TOUS, SAUF ELLE : cahier de survie

 

Cette impression très forte que la trilogie en cours d'écriture est une anticipation d'un roman historique. Non pas juste une projection imaginaire mais un scénario à venir et qu'il s'agira donc un jour d'un développement plus ou moins exact de faits passés.

Premier tome : "LES HEROS SONT TOUS MORTS"

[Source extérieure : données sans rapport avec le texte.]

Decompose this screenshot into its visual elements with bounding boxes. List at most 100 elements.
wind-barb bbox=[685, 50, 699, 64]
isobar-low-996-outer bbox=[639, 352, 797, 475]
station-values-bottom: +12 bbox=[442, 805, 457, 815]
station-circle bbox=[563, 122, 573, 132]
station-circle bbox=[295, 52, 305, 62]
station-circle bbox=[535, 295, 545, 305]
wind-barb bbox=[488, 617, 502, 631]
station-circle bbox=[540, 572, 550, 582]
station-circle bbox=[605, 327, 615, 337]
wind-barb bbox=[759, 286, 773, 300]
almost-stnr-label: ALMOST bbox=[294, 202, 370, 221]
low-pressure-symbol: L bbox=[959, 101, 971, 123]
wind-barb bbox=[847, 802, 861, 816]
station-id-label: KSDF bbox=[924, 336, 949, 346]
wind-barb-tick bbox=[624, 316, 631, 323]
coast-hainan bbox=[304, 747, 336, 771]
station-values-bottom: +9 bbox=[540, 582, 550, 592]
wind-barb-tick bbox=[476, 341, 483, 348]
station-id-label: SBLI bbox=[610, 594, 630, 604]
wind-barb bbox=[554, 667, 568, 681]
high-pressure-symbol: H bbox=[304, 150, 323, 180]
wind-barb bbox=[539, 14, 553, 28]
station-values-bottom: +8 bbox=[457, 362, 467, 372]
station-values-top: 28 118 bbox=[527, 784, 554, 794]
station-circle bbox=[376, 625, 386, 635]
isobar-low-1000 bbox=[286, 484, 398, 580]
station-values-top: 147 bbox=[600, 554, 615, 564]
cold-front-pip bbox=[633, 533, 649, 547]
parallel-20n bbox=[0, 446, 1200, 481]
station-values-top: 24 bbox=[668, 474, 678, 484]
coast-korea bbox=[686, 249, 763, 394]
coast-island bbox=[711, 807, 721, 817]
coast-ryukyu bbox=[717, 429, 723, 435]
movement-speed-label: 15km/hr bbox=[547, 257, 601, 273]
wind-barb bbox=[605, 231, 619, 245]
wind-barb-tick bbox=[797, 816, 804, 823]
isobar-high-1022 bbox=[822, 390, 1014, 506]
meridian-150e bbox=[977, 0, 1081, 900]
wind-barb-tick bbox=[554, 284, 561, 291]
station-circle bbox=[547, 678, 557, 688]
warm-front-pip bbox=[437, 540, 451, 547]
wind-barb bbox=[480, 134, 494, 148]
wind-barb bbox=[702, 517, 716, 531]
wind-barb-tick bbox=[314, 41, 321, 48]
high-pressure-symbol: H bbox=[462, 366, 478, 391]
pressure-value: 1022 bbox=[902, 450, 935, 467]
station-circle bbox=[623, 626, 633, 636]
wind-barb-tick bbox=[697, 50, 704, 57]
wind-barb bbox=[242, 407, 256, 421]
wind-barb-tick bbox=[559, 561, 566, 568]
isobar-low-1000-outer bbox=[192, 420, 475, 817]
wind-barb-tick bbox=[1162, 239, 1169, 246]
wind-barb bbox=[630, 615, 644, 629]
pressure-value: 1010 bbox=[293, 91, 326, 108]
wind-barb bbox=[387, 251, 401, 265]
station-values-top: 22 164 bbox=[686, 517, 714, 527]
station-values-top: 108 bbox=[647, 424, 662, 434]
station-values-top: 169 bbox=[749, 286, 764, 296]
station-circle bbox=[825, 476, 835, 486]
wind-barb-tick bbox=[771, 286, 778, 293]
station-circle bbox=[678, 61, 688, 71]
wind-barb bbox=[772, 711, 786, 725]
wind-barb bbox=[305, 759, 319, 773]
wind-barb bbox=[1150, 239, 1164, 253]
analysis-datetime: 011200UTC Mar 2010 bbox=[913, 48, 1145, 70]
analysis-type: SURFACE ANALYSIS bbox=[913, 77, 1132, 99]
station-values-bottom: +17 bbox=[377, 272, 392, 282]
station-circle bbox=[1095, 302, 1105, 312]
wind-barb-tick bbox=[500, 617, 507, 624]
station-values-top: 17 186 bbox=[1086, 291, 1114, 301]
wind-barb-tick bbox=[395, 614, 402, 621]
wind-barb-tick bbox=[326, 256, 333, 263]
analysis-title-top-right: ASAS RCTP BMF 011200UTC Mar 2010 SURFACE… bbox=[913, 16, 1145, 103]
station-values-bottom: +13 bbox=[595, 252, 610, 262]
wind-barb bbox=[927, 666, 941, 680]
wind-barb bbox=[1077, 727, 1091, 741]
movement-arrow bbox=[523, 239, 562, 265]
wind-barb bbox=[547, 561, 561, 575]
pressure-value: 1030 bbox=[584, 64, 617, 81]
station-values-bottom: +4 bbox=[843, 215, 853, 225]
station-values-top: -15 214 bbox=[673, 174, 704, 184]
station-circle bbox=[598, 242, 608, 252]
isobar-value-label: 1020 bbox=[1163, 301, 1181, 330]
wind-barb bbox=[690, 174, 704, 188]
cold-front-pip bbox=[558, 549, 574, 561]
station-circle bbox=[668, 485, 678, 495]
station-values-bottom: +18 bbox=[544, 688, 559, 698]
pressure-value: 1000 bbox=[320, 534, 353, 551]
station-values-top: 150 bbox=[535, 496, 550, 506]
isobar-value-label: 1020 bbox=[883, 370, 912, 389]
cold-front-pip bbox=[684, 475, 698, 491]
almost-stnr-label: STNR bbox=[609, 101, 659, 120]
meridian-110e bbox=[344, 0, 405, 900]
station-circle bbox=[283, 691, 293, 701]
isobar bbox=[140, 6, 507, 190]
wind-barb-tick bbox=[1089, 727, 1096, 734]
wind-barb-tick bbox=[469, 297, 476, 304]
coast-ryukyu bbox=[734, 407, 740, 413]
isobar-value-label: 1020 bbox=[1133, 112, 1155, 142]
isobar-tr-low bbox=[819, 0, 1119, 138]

Deuxième tome  : "TOUS, SAUF ELLE"

Troisième tome : "LE DESERT DES BARBARES"

 

"Le terme anticipation désignait autrefois la science-fiction (le terme n'étant apparu qu'en 1926). Il désigne aujourd'hui un genre bien à part de la science-fiction et se caractérise par la projection du lecteur dans un temps futur et fictif. Le plus souvent, le roman d'anticipation mêle éléments réels issus de la vie quotidienne et éléments imaginaires, de sorte que l'univers décrit apparaisse vraisemblable et crédible pour le lecteur."  

 

TOUS, SAUF ELLE

Chapitre 45

Elle se leva silencieusement et rejoignit la bibliothèque du salon. Elle ne souhaita pas reprendre sa lecture précédente et laissa ses yeux naviguer sur les étagères.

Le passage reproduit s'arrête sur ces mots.